The Company's income tax provision was $9,151,000 and $9,556,000 for the three months ended March 31, 2020 and 2019, respectively. The decrease in the provision was primarily due to a decrease in pre-tax income compared to 2019. As a percentage of pre-tax income, the Company's effective tax rate increased to 24.1% in the first quarter of 2020 compared to 16.5% in the first quarter of 2019, primarily due to a shift in the mix of foreign earnings relative to the prior year combined with a decrease in earnings resulting from the business disruptions caused by the COVID-19 pandemic.

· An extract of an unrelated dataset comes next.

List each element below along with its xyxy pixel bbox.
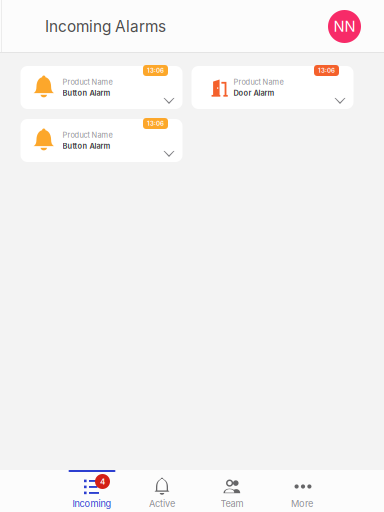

At March 31, 2020, the gross liability for income taxes associated with uncertain tax positions was $26,380,000. Of this amount, $11,129,000 would benefit the Company’s consolidated condensed financial statements and effective income tax rate if favorably settled. The unrecognized tax liabilities are expected to decrease by approximately $449,000 during the next 12 months. The gross liability for uncertain tax positions increased by $387,000 for the three months ended March 31, 2020. The increase was primarily due to increases in tax positions taken during the current quarter.
The Company recognizes interest and penalties related to income tax matters in income tax expense. For the three months ended March 31, 2020 and 2019, the Company's provision for income taxes includes an expense of $29,000 and $32,000, respectively, related to the recognition of interest and/or penalties. As of March 31, 2020 and December 31, 2019, the gross amount of accrued interest and penalties included in income taxes payable in the accompanying consolidated condensed balance sheets was $1,698,000 and $1,669,000, respectively.
The Company files income tax returns in the U.S. federal jurisdiction and various state and foreign jurisdictions. The Company is generally no longer subject to income tax examinations by tax authorities in the following major jurisdictions:
Tax Jurisdiction
 
Years No Longer Subject to Audit
U.S. federal
 
2010 and prior
California (U.S.)
 
2008 and prior
Germany
 
2014 and prior
Japan
 
2013 and prior
South Korea
 
2014 and prior
United Kingdom
 
2015 and prior

Pursuant to Section 382 of the Internal Revenue Code, use of the Company's net operating losses and credit carry-forwards may be limited significantly if the Company were to experience a cumulative change in ownership of the Company's stock by “5-percent shareholders” that exceeds 50% over a rolling three-year period. The Company does not believe there has been a cumulative change in ownership in excess of 50% during any rolling three-year period, and the Company continues to monitor changes in its ownership. If such a cumulative change did occur in any three-year period and the Company were limited in the amount of losses and credits it could use to offset its tax liabilities, the Company's results of operations and cash flows could be adversely impacted.